Whoever Believes in Me: Unbelief as a Reason to Cry for True Belief in Jesus

Brian Mahon - 10/9/2022


Call to worship: Isaiah 6:1-10

Text: John 12:36b-50


For John's contemporaries, Jewish or otherwise, it would've been expected that the Jewish Messiah would've been believed upon by the Jewish people. That most did not was an obstacle needing clearance. Perhaps Jesus was not all He was rumored to be. Or, as John means to persuade us, the bear mention of their unbelief actually solidifies the historicity of the Gospel, and (more to the issue) their unbelief was expected. Their rejection of Christ was foretold by God in Scripture. Thus, their unbelief is really an apologetic for why one should believe in Jesus. He is the holy, divine King Who suffered and died for us and, as such, His ministry fulfilled the tenor of ministry for all God's servants, like Isaiah. But again, that then becomes a call to truly believe in Jesus---as the saving Word of God to sinful people. In a text that emphasizes the sovereignty of God even in unbelief, it boldly calls upon people to responsibly place their faith in Jesus for eternal life, and to be careful that they not reject the Word intended to save them, lest it stand to judge them. It is a fitting Word for the culmination and close of Jesus' public ministry.

Sermon Outline:

  1. Unbelief as a reason to believe truly in Jesus. (12:36b-43)
    • Unbelief establishing Gospel historicity.
    • Unbelief fulfilling biblical prophecy.
    • Unbelief underscoring Christ's glory.
  2. Jesus crying out to all to believe truly in Jesus. (12:44-50)


Discussion Questions:

  1. Read John 12:36b-50. Secondarily, read Isaiah 6:1-10 with 53:1ff (ff=and following).
  2. Coming out of 12:35-36a, why might Jesus leave and hide from them? What does it demonstrate? How does John relay the response of Israel to the ministry of Jesus? Why might this need an explanation for John's readers? How does John explain their unbelief?
  3. How do the two passages from Isaiah relate (and find fulfillment) in the response of the nation to the ministry of Jesus? What do they say about Jesus? What do they communicate about Israel? Why would God ever usher such a judgment as this? Can we agree that God is sovereign over belief and unbelief while, still, maintaining human culpability, responsibility, the justice of God, and the necessity of calling the lost to faith in Christ? How do we see all these things in this passage?
  4. Against the tendency to see God's sovereignty in salvation as a disconcerting thing, why might it actually be a most hopeful thing? How are we to understand John's comment that Isaiah saw Jesus' glory? How does that inform our understanding of the faith described in 12:42-43, that they loved the glory of man more than the glory of God in Christ? What is at the heart of true faith? How does Isaiah's life and ministry accentuate the worth of Jesus that should be central to our lives?
  5. How does John have Jesus respond to a section heavy on the sovereignty of God in salvation?

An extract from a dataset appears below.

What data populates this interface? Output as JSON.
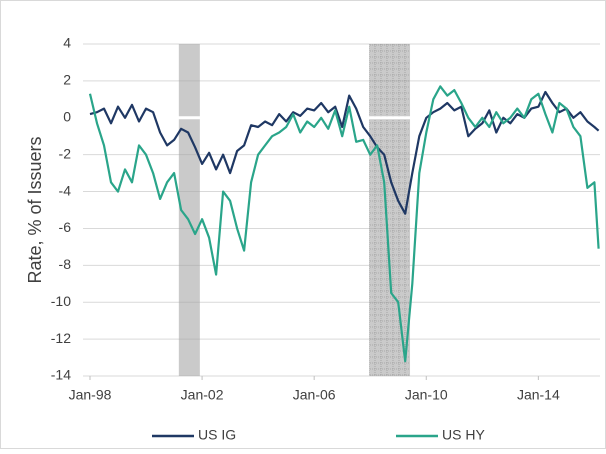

How is this section a fitting close to the public ministry of Jesus? How does it relate to the purpose of this Gospel? How does it intersect with the prologue? What is the loud cry of Jesus here? What does He urge upon all souls? Is this the preeminent urgency and task in our lives, and in our life together as a church? What steps can be taken to develop an overriding passion for and practice of evangelism and the care of souls?